Destaco os compromissos assumidos em 2022, na cidade de Fortaleza, durante o 1° Seminário Nacional “A Primeira Infância e os Tribunais de Contas”. Carta de propósitos, também assinada pelo nosso presidente conselheiro José Carlos Novelli, definiu uma série de iniciativas e as estamos executando, na mesma perspectiva da primeira infância, de um caminho que se pavimenta para alcançar destinos melhores.
O TCE-MT criou estruturas organizacionais voltadas para estudos, levantamentos, diagnósticos e avaliação de políticas públicas. Destaco a unidade que estou liderando, a Comissão Permanente de Educação e Cultura, COPEC. Embora nova, ela tem trabalhado com essas temáticas e já apresenta bons resultados.
No campo da interlocução, registro a recepção e decisiva contribuição do TCE (com mediação do Instituto Articule, proponente da iniciativa em nível nacional) para a criação em Mato Grosso do Gabinete de Articulação para a Efetividade da Política da Educação. O GAEPE-MT é instância de diálogo e cooperação que reúne mensalmente 19 instituições públicas e da sociedade civil, com prioridade para o debate de soluções para atendimento da política pública voltada à primeira infância. Do GAEPE-MT surgiu o Pacto Interinstitucional pela Educação na Primeira Infância (0 a 6 anos) e o trabalho em curso por adesão de instituições e atores públicos municipais.
Também no âmbito do GAEPE-MT e ativa atuação da COPEC, levantamento e diagnóstico para apurar a deficiência na oferta de creches nos municípios de Mato Grosso - e que identificou a falta de 15 mil vagas. Também a presença do TCE-MT na determinação aos gestores públicos municipais visando a organização criteriosa das filas de espera por vagas de creches. Agora, a ação propositiva, com uma estimativa de custos, busca sensibilizar Executivo e Legislativo na criação de um programa estadual para apoio aos municípios na construção e manutenção de creches.

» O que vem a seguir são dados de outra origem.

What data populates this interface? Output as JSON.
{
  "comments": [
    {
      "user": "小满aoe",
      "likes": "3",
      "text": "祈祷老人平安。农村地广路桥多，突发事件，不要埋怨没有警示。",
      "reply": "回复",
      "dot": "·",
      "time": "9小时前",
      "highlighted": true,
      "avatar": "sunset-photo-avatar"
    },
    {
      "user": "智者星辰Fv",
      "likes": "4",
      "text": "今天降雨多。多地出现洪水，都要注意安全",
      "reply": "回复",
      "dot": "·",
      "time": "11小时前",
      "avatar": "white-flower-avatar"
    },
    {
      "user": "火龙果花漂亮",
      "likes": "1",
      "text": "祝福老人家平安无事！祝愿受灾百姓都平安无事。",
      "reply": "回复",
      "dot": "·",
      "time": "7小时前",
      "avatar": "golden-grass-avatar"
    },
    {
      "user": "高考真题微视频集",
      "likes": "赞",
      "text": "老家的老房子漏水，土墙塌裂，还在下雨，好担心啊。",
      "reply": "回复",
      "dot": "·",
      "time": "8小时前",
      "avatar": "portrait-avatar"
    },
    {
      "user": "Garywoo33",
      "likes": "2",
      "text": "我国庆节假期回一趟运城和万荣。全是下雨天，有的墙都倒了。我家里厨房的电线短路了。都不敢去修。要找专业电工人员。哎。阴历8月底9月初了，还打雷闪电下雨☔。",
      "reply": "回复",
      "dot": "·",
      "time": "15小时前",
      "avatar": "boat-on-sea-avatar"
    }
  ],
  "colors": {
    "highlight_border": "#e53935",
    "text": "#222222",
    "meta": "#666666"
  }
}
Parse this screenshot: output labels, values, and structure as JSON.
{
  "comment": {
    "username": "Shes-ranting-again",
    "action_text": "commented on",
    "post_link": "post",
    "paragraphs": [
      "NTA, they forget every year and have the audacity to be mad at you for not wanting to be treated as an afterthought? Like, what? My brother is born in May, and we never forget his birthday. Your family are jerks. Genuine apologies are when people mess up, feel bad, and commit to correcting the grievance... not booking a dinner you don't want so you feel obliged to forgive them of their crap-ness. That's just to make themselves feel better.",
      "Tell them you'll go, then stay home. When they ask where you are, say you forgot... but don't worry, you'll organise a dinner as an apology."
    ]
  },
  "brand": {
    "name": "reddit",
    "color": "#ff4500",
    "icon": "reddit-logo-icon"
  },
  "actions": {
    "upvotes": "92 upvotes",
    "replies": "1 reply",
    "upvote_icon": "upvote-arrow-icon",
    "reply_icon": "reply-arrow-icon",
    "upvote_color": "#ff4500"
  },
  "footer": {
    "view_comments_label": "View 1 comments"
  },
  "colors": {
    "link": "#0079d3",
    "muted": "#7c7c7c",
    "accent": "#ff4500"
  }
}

Em outra ponta, merece referência a atuação do TCE apoiando iniciativa da Unicef, para dar sustentação concreta ao programa Busca Ativa Escolar, que trabalha o enfrentamento à evasão escolar de alunos, notadamente em consequência da pandemia. Várias outras iniciativas, consequência desses compromissos assumidos pelo TCE-MT, foram tomadas já com resultados, nessa linha de ajudar a pavimentar um caminho para alcançar destinos melhores. É uma atuação para além da fiscalização, principal missão de um órgão de controle.
Como sou de um Estado também com o bioma amazônico, vou associar a imagem do ser humano a uma árvore típica da Amazônia. Pense em uma castanheira, com seus cerca de 50 metros de altura e 3 a 5 metros de diâmetro. Uma árvore desse porte não resiste aos ventos, se não tiver a proteção de suas raízes. Assim é a primeira infância de um indivíduo. São as suas raízes, que sustentarão sua existência sadia no futuro. Se não forem tratadas com cuidado certamente não vão dar a sustentação que o adulto precisará. Pense nisso!
Com essa deixa, quero voltar à reflexão, de que de nada adianta a existência de um mês para celebrar uma causa se ela não nos move o ano inteiro, todos os dias. Parafraseando o colega conselheiro Edson José Ferrari (TCE-GO), lugar de criança é nos orçamentos públicos, nos investimentos sociais, na efetiva execução de políticas públicas.
Antonio Joaquim é conselheiro, ouvidor-geral e presidente da Comissão Permanente de Educação e Cultura do Tribunal de Contas de Mato Grosso (TCE-MT).